At present, total world raw petroleum resources are still unknown, though estimable to about twice what we’ve used in the last century. And, since new drilling techniques will need to be developed to get to the deepest, last sources of oil, the future remains uncertain, except that consumers are becoming more informed of their options and what the inevitable prices will yield in options for those consumers.
This last concept, of the informed consumer, will probably result in two oil markets, one hard in alternative fuel opportunities, and one following in tow. Ultimately, the world leaders in oil consumption will be able to manipulate their price by introducing these other technologies, and will divide the world, and create two rates of consumption, which will not necessarily be in synchronicity.
Then, after the decline, and after everything has been dug up, the same rate rule will apply to the remaining supplies in storage, such as the American Strategic Oil Reserve. The the last trade resources will become primary factors in obtaining oil; money, then brute force.
-=T=-
Comment by http://cooperati.livejournal.com/ — 8/18/2008 @ 4:24 am
I believe they’re accounting for all this in the equation, Tim.

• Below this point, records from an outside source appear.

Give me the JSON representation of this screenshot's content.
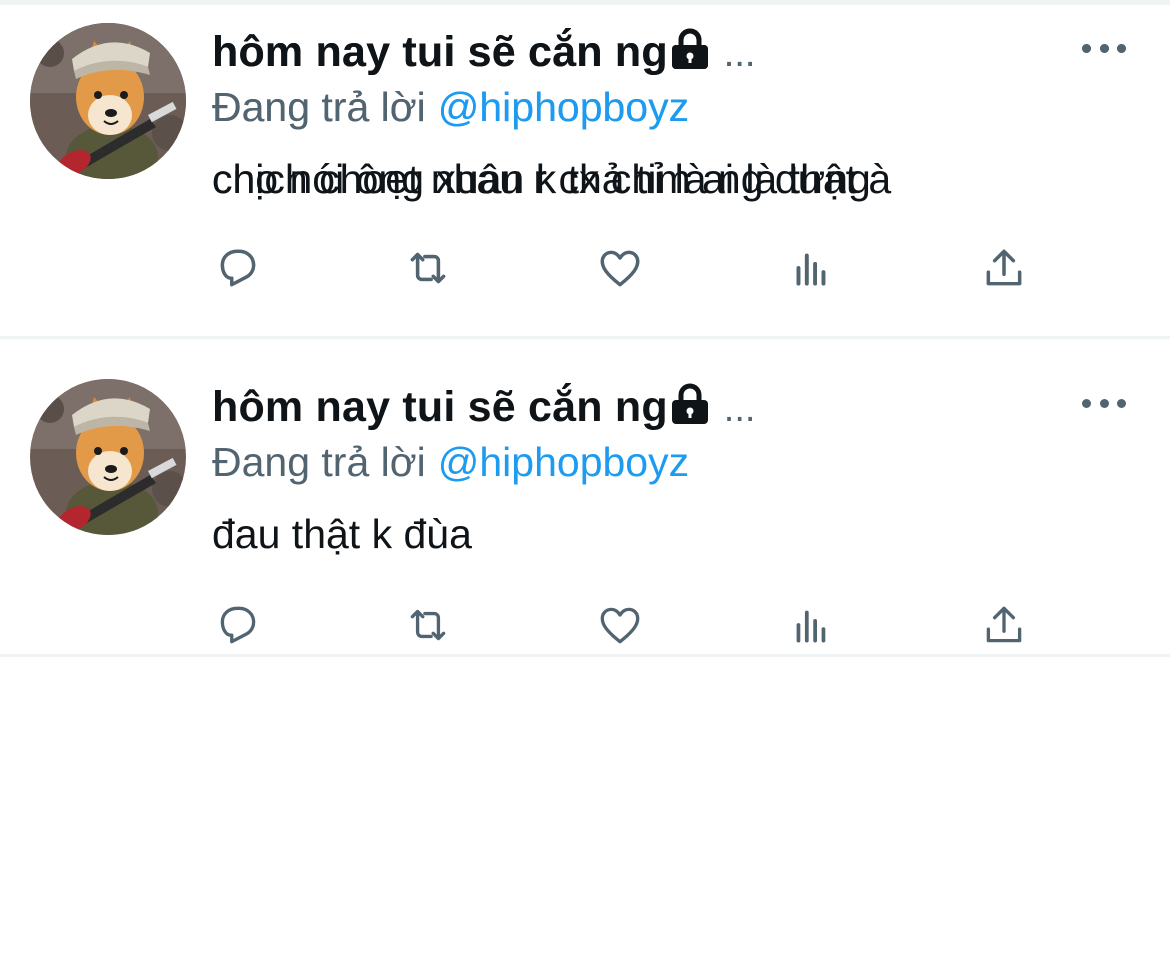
{
  "tweets": [
    {
      "display_name": "hôm nay tui sẽ cắn ng",
      "ellipsis": "...",
      "reply_prefix": "Đang trả lời",
      "reply_handle": "@hiphopboyz",
      "text": "đau thật k đùa"
    },
    {
      "display_name": "hôm nay tui sẽ cắn ng",
      "ellipsis": "...",
      "reply_prefix": "Đang trả lời",
      "reply_handle": "@hiphopboyz",
      "text": "chịch choẹt nhau r cx chỉ là ng dưng"
    },
    {
      "display_name": "hôm nay tui sẽ cắn ng",
      "ellipsis": "...",
      "reply_prefix": "Đang trả lời",
      "reply_handle": "@hiphopboyz",
      "text": "cno nói ông xuân k thả tim ai là thật à"
    }
  ],
  "icons": {
    "avatar": "shiba-dog-with-guitar-avatar",
    "lock": "lock-icon",
    "more": "more-horizontal-icon",
    "reply": "reply-icon",
    "retweet": "retweet-icon",
    "like": "heart-icon",
    "views": "views-bar-chart-icon",
    "share": "share-icon"
  },
  "colors": {
    "text_primary": "#0f1419",
    "text_secondary": "#536471",
    "link": "#1d9bf0",
    "divider": "#eff3f4",
    "icon": "#536471"
  }
}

Comment by Daniel Miessler — 8/19/2008 @ 1:41 pm
One more note of interest in establishing the concept of peak oil and it’s decline, of the varying rates and the lesser defining concepts is because of it’s complexity, the peak oil rate cannot be accurately observed, even until after it’s decline has manifested.
Your thoughts?
-=T=-
Comment by TIMM — 8/19/2008 @ 9:42 pm
Peak oil isn’t a particularly interesting or brave conjecture. In the form it’s stated production “appears to grow exponentially” - like GDP, population, share prices, and cpi appear to grow exponentially. The second statement is that production reaches a peak and then declines. This is obvious if you assume the total amount of oil in the world (area under the curve) is finite, and if you assume oil production (the curve) is smooth.
Of course, on a microscopic level, peak oil is completely false. During some picoseconds no oil molecules are extracted, during a few, thousands are. It’s a poisson process, and it would look nothing like Hubbert’s curve.
Overall though, high oil prices are a great thing. The market is forcing politicians, scientists and consumers to solve global warming, without even realising they’re doing it. That’s why the traders at the NYMEX earn so much.